The Covid-19 pandemic is no different. Lawyers have lined-up immediately to advise small businesses about their rights under the CARES Act. Informational sheets and FAQs have been prepared so that those impacted by the crisis have an outline of their rights as tenants, employees, employers, consumers, insurance policy owners, borrowers and taxpayers. The legal aid and pro bono communities have been engaged in around-the-clock discussions and planning so that those most in need have access to legal help, even in the absence of legal clinics and other face-to-face standard intake procedures.

But now, more than a month into an unprecedented quarantine environment, the long-view has come into focus. Health care professionals are saving lives, legal professionals are mapping ways to preserve lives. Lawsuits have been filed to address long-term issues that quickly are arising. People in detention centers, where social distancing is impossible, need protection. Prison inmates, particularly the elderly and medically vulnerable, must have their long-term safety assured. The aftermath of government loan and grant programs must be figured out. Under the Second Amendment, gun shops want to be deemed “essential services.” Under Roe v. Wade, some governors have banned reproductive rights services due to what they claim are Covid-19 inspired health concerns.

Litigation to come will frame the constitutional relationship between state governors and the federal government. Issues of pre-emption involving local, state and federal health, safety and lockdown rules will shape those relationships for a generation. Definitions of business interruption have to be established, price-gouging has to be addressed, fraudulent home testing for infection has to be rooted out. When eviction moratoriums eventually lift, housing courts will be overrun with landlord/tenant disputes. The re-opening of many of the nation’s immigration courts poses a quickly mounting potential backload of cases with which the legal community must grapple. The impact of massive unemployment, the growing demand for food assistance, threaten to tax policy makers, the courts and the lawyers who are there to help.      

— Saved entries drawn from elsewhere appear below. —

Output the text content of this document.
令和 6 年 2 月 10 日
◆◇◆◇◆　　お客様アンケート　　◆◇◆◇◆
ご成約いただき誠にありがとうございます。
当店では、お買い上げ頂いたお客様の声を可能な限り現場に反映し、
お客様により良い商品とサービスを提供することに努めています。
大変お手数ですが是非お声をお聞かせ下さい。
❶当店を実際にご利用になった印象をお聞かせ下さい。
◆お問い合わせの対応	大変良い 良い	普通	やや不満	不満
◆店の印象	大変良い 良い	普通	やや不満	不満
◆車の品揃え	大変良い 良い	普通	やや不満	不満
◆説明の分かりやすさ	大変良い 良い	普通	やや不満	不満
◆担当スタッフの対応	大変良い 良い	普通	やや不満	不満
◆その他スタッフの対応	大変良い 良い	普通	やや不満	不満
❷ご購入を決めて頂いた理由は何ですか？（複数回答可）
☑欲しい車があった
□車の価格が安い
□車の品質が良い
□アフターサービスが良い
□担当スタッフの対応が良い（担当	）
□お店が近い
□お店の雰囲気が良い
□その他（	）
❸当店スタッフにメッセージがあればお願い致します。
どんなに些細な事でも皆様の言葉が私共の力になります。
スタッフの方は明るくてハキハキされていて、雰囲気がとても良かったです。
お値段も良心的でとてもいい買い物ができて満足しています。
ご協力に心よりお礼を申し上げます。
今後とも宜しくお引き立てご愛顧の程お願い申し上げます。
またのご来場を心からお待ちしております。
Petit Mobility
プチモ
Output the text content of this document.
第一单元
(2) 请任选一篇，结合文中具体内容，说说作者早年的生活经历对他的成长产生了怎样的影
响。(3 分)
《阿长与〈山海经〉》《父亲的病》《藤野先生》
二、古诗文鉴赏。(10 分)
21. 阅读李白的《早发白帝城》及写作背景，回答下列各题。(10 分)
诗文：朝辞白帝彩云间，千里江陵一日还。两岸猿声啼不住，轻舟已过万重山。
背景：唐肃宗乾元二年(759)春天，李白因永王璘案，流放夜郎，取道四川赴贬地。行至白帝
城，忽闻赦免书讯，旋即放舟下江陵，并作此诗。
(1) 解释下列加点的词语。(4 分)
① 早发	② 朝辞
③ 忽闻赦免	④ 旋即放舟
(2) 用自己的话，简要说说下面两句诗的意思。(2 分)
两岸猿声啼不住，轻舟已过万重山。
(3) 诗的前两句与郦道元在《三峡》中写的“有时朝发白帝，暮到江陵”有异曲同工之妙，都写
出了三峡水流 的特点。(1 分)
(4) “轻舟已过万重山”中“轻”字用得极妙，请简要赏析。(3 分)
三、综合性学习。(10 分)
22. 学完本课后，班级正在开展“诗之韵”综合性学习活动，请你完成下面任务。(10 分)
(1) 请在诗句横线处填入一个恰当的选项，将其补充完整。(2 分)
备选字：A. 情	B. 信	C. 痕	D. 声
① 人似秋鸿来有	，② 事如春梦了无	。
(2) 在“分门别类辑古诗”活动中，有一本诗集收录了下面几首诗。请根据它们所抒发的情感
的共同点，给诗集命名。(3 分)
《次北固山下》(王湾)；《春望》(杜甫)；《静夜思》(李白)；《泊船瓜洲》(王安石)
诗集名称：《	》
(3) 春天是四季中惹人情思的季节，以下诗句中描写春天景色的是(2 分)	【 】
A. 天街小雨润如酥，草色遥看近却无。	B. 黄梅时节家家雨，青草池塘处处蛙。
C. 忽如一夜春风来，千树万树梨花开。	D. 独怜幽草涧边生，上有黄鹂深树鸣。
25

With enduring hope, the immediate threat to lives will end. Left to sort out the next phase of a forever-changed society, legal aid and pro bono lawyers will be the lone soldiers in the battle to eradicate new and deeply embedded roads into poverty. We long have learned that such a war on poverty cannot be waged without the legal community. The Covid-19 worldwide health emergency creates new challenges, new threats to life and liberty that only lawyers and the justice system can address. As we have seen so many times in the past, the legal community will be there, for many years, fighting a fight that few may recognize but all should respect. So much is at stake. So much time is required. So many lawyers are needed. So much history gives us comfort that they will not let us down.

David A. Lash is the managing counsel for Pro Bono and Public Interest Services at O’Melveny & Myers LLP. The views expressed are his alone.